Клер вскочила, обняла возлюбленного.
— Жан! Иди же!
Они целовались еще и еще, будучи не в силах друг от друга оторваться. Их руки сплетались и расплетались. Юноша вышел из сарая стремительно и зашагал по дороге. Клер пришлось ухватиться за дверь, чтобы не побежать следом — и чтобы не упасть. Соважон завилял хвостом, тихонько тявкнул.

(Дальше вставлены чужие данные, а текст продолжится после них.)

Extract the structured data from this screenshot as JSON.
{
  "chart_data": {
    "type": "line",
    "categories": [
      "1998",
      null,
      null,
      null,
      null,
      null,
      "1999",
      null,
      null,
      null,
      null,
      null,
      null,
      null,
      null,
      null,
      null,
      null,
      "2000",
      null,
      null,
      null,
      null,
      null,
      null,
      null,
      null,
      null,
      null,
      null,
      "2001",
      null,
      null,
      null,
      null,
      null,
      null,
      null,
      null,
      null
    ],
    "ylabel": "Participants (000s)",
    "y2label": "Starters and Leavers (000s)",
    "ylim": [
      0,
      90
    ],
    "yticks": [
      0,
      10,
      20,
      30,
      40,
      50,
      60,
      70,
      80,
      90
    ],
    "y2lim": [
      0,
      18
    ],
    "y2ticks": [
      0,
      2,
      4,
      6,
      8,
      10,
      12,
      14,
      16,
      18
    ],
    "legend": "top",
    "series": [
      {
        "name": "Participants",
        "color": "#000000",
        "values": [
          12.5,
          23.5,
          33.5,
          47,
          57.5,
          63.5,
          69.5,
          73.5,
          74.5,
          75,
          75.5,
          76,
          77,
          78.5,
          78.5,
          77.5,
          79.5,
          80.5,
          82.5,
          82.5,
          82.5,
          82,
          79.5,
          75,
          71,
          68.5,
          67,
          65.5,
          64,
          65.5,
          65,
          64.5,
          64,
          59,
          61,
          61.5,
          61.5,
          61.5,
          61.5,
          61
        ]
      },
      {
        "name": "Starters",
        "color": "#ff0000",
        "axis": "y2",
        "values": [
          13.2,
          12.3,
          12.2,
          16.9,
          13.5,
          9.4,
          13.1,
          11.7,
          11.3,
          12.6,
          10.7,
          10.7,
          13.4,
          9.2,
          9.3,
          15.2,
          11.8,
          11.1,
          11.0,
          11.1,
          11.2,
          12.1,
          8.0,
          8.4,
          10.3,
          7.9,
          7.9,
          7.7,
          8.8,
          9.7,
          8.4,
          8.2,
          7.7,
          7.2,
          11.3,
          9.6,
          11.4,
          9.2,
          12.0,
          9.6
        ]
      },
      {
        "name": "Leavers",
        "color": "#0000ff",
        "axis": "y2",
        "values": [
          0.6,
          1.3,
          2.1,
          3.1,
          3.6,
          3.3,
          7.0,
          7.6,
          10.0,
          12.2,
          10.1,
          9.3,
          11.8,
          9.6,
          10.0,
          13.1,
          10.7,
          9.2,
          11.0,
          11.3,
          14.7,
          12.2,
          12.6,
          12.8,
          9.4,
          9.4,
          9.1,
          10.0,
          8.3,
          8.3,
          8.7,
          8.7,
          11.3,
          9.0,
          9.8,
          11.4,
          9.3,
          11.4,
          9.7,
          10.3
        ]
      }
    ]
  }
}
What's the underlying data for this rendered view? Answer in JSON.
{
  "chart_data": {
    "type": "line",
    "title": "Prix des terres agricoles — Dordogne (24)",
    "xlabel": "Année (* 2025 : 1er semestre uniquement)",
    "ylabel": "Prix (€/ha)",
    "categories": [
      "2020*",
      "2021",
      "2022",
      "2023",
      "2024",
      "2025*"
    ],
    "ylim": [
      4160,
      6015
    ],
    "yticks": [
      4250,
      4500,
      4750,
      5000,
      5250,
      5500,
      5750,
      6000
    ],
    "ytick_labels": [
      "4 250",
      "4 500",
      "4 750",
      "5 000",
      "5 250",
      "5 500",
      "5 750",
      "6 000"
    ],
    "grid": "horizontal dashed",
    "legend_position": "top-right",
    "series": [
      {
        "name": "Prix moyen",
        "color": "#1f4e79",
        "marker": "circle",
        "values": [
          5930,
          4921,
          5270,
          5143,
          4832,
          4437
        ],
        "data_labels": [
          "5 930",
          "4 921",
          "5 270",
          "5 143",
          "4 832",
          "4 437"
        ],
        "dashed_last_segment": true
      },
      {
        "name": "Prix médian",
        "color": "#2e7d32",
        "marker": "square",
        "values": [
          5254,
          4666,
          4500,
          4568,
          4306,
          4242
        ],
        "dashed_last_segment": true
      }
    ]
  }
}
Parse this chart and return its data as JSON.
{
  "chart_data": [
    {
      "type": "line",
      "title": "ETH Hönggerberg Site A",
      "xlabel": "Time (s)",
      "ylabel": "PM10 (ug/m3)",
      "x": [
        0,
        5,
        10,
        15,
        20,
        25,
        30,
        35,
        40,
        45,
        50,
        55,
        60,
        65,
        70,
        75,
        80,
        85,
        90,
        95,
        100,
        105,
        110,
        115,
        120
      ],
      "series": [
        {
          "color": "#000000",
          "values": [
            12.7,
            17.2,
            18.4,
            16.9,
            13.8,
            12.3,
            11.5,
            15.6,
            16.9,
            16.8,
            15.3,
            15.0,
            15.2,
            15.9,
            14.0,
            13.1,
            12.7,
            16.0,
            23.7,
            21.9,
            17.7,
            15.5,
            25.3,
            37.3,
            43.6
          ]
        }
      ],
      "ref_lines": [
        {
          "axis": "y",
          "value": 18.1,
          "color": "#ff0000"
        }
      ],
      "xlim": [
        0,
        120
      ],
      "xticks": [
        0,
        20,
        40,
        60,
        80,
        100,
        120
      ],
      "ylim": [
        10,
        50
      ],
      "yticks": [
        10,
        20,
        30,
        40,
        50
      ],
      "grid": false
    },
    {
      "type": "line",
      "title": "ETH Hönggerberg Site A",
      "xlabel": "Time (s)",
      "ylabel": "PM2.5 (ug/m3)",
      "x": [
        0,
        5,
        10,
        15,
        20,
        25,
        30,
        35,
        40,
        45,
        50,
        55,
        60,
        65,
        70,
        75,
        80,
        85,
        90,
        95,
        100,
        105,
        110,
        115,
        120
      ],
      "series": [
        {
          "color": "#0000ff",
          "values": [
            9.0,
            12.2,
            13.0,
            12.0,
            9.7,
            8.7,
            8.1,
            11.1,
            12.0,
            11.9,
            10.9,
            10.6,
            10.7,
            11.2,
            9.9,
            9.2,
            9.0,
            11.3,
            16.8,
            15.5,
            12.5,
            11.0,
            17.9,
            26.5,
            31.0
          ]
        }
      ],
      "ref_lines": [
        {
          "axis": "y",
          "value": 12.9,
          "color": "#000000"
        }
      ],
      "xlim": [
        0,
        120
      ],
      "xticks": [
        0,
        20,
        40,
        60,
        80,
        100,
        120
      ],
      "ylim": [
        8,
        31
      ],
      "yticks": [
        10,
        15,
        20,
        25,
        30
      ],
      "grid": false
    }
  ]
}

— Да, мой славный, я знаю. Ты со мной… — проговорила девушка.
Жана поглотили сумерки. Клер, которую бил лихорадочный озноб, побрела в сторону мельницы. Это ощущение холода будет мучить ее до самой весны…
Клер посмотрела на настенные часы. Ночь вычернила окна, но девушка все не решалась закрыть ставни. Отец все еще был в перетирочном цеху — проверял состояние специальных четырехугольных форм с сетчатым дном, с помощью которых формовались листы бумаги.
— Бедный мой Соважон! Живем с тобой, как отшельники!
Разговаривать с псом вошло у Клер в привычку. Эхо ее голоса разносилось по пустому дому. И ей казалось, что он все-все понимает. Если долина когда и выглядела унылой — то именно в середине осени, когда деревья, сбросив листву, шевелили ветвями, похожими на руки скелетов. Частый дождь шел с утра до вечера, так что дороги становились грязными и скользкими. Река рокотала, более полноводная и стремительная, чем обычно.
— Матье никак не хочет просыпаться! — прошептала Клер.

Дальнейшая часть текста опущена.